Iteration: 0 - curr. timestamp: 1583491102.833748 - elapsed after 200.000000 ms - real est. delta_t 200.112000 ms
Iteration: 1 - curr. timestamp: 1583491103.33690 - elapsed after 200.000000 ms - real est. delta_t 199.942000 ms
Iteration: 2 - curr. timestamp: 1583491103.233687 - elapsed after 200.000000 ms - real est. delta_t 199.997000 ms
Iteration: 3 - curr. timestamp: 1583491103.433737 - elapsed after 200.000000 ms - real est. delta_t 200.050000 ms
Iteration: 4 - curr. timestamp: 1583491103.633737 - elapsed after 200.000000 ms - real est. delta_t 200.000000 ms
Iteration: 5 - curr. timestamp: 1583491103.833701 - elapsed after 200.000000 ms - real est. delta_t 199.964000 ms
Iteration: 6 - curr. timestamp: 1583491104.33686 - elapsed after 200.000000 ms - real est. delta_t 199.985000 ms
Iteration: 7 - curr. timestamp: 1583491104.233745 - elapsed after 200.000000 ms - real est. delta_t 200.059000 ms
Iteration: 8 - curr. timestamp: 1583491104.433737 - elapsed after 200.000000 ms - real est. delta_t 199.992000 ms
Iteration: 9 - curr. timestamp: 1583491104.633736 - elapsed after 200.000000 ms - real est. delta_t 199.999000 ms

I would expect the real time difference, estimated with gettimeofday(), to never be less than 200 ms (also due to the time needed to clear the event with read()), but there are also some values which are a bit less than 200 ms, like 199.942000 ms.

Do you know why I'm observing this behavior?

Can it be due to the fact that I'm using gettimeofday() and, sometimes, tv_prev is taken a bit later (due to some varying delay when calling read() or gettimeofday() itself) and tv_curr, in the next iteration, is not, causing an estimated time less than 200 ms, while the timer is actually precise in expiring every 200 ms?

Thank you very much in advance.

Solution

This is related to a process scheduling. The timer is indeed quite precise and signal the timeout every 200 ms, but your program will not register the signal until it will actually get control back. That means that the time which you get from gettimeofday() call can show some later moment in the future. When you subtract such delayed values you can get result bigger or smaller than 200 ms.

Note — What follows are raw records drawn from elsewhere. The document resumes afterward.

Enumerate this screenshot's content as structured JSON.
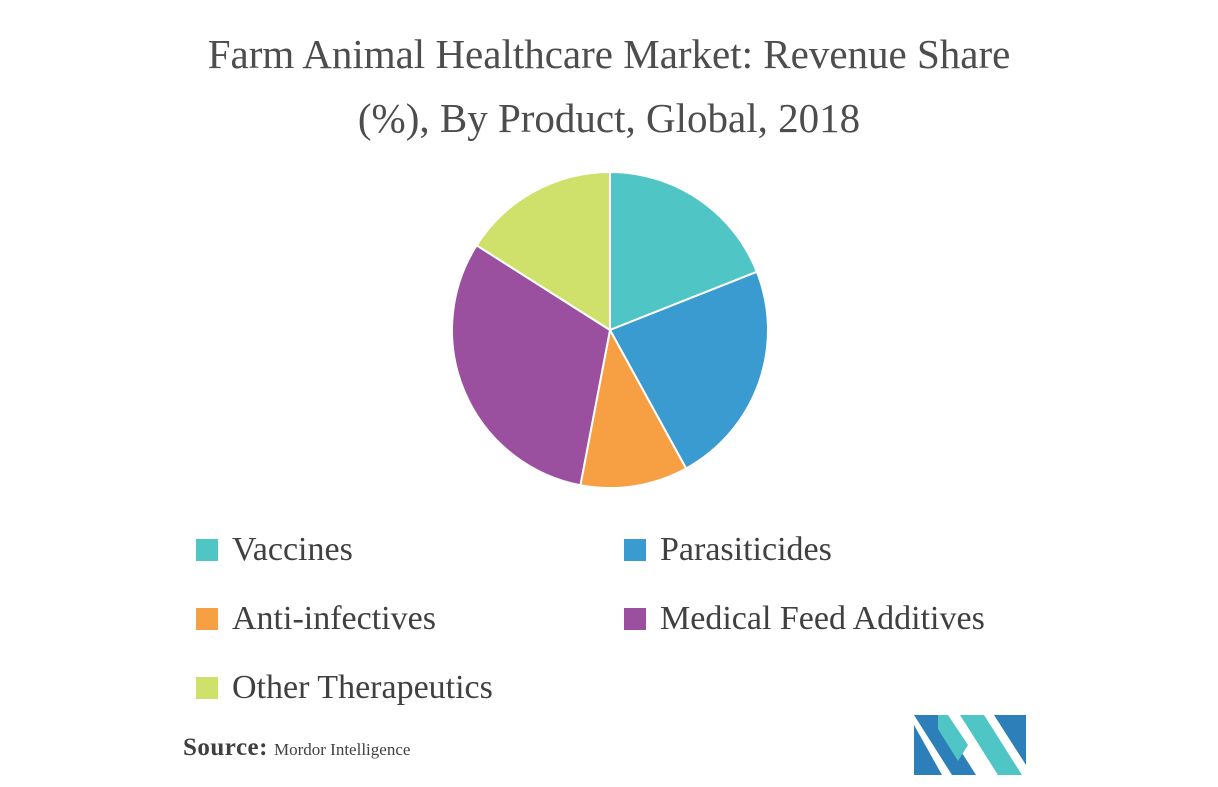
{
  "chart_data": {
    "type": "pie",
    "title": "Farm Animal Healthcare Market: Revenue Share (%), By Product, Global, 2018",
    "title_lines": [
      "Farm Animal Healthcare Market: Revenue Share",
      "(%), By Product, Global, 2018"
    ],
    "slices": [
      {
        "label": "Vaccines",
        "value": 19,
        "color": "#4fc5c6"
      },
      {
        "label": "Parasiticides",
        "value": 23,
        "color": "#3a9bd0"
      },
      {
        "label": "Anti-infectives",
        "value": 11,
        "color": "#f7a043"
      },
      {
        "label": "Medical Feed Additives",
        "value": 31,
        "color": "#9b4f9f"
      },
      {
        "label": "Other Therapeutics",
        "value": 16,
        "color": "#cfe06b"
      }
    ],
    "legend_position": "bottom",
    "start_angle_deg": 0,
    "direction": "clockwise"
  },
  "source": {
    "label": "Source:",
    "value": "Mordor Intelligence"
  },
  "logo": {
    "icon": "mordor-intelligence-logo",
    "colors": [
      "#2c7fb8",
      "#4fc5c6"
    ]
  }
}
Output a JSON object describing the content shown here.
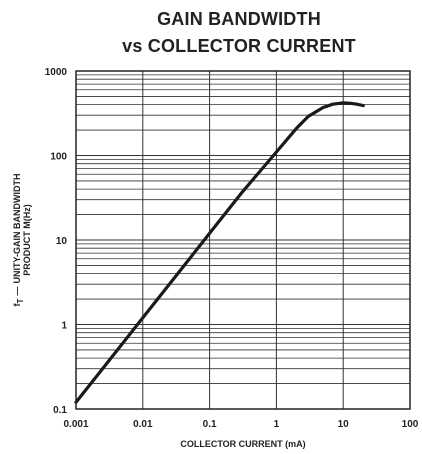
{
  "chart_data": {
    "type": "line",
    "title": "GAIN BANDWIDTH",
    "subtitle": "vs COLLECTOR CURRENT",
    "xlabel": "COLLECTOR CURRENT (mA)",
    "ylabel_line1": "UNITY-GAIN BANDWIDTH",
    "ylabel_line2": "PRODUCT M(Hz)",
    "ylabel_symbol": "f",
    "ylabel_subscript": "T",
    "ylabel_dash": "—",
    "x_scale": "log",
    "y_scale": "log",
    "xlim": [
      0.001,
      100
    ],
    "ylim": [
      0.1,
      1000
    ],
    "x_ticks": [
      "0.001",
      "0.01",
      "0.1",
      "1",
      "10",
      "100"
    ],
    "y_ticks": [
      "0.1",
      "1",
      "10",
      "100",
      "1000"
    ],
    "grid": true,
    "series": [
      {
        "x": [
          0.001,
          0.003,
          0.01,
          0.03,
          0.1,
          0.3,
          1,
          2,
          3,
          5,
          7,
          10,
          13,
          16,
          20
        ],
        "y": [
          0.12,
          0.36,
          1.2,
          3.6,
          12,
          36,
          110,
          210,
          290,
          370,
          405,
          420,
          415,
          405,
          390
        ]
      }
    ]
  }
}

How to estimate the time between the actual signal of the timer and your call to gettimeofday()? It is related to the process scheduling quantum of time. This quantum has some default value set by RR_TIMESLICE in include/linux/sched/rt.h. You can check it on your system like this:

#include <sched.h>
#include <sys/types.h>
#include <unistd.h>
#include <stdio.h>

int main(void) {
    struct timespec tp;
    if (sched_rr_get_interval(getpid(), &tp)) {
      perror("Cannot get scheduler quantum");
    } else {
      printf("Scheduler quantum is %f ms\n", (tp.tv_sec * 1e9 + tp.tv_nsec) / 1e6); 
    }
}

Output on my system:

Scheduler quantum is 4.000000 ms

So, you may need to wait for the scheduler quantum of another process to finish before you get the control and will be able to read the current time. On my system it can lead to approximately ±4 ms deviation of the resulting delay from the expected 200 ms. After performing almost 7000 iterations I get the following distribution of the registered waiting times:

As you can see, most of the times are lying in the interval ±2 ms around the expected 200 ms. The minimum and maximum time among all iterations was 189.992 ms and 210.227 ms respectively:

~$ sort times.txt | head
189.992000
190.092000
190.720000
194.402000
195.250000
195.746000
195.847000
195.964000
196.256000
196.420000
~$ sort times.txt | tail
203.746000
203.824000
203.900000
204.026000
204.273000
205.625000
205.634000
208.974000
210.202000
210.227000
~$

Deviations bigger than 4 ms are caused by rare situations when the program needed to wait for several quantums, not just one.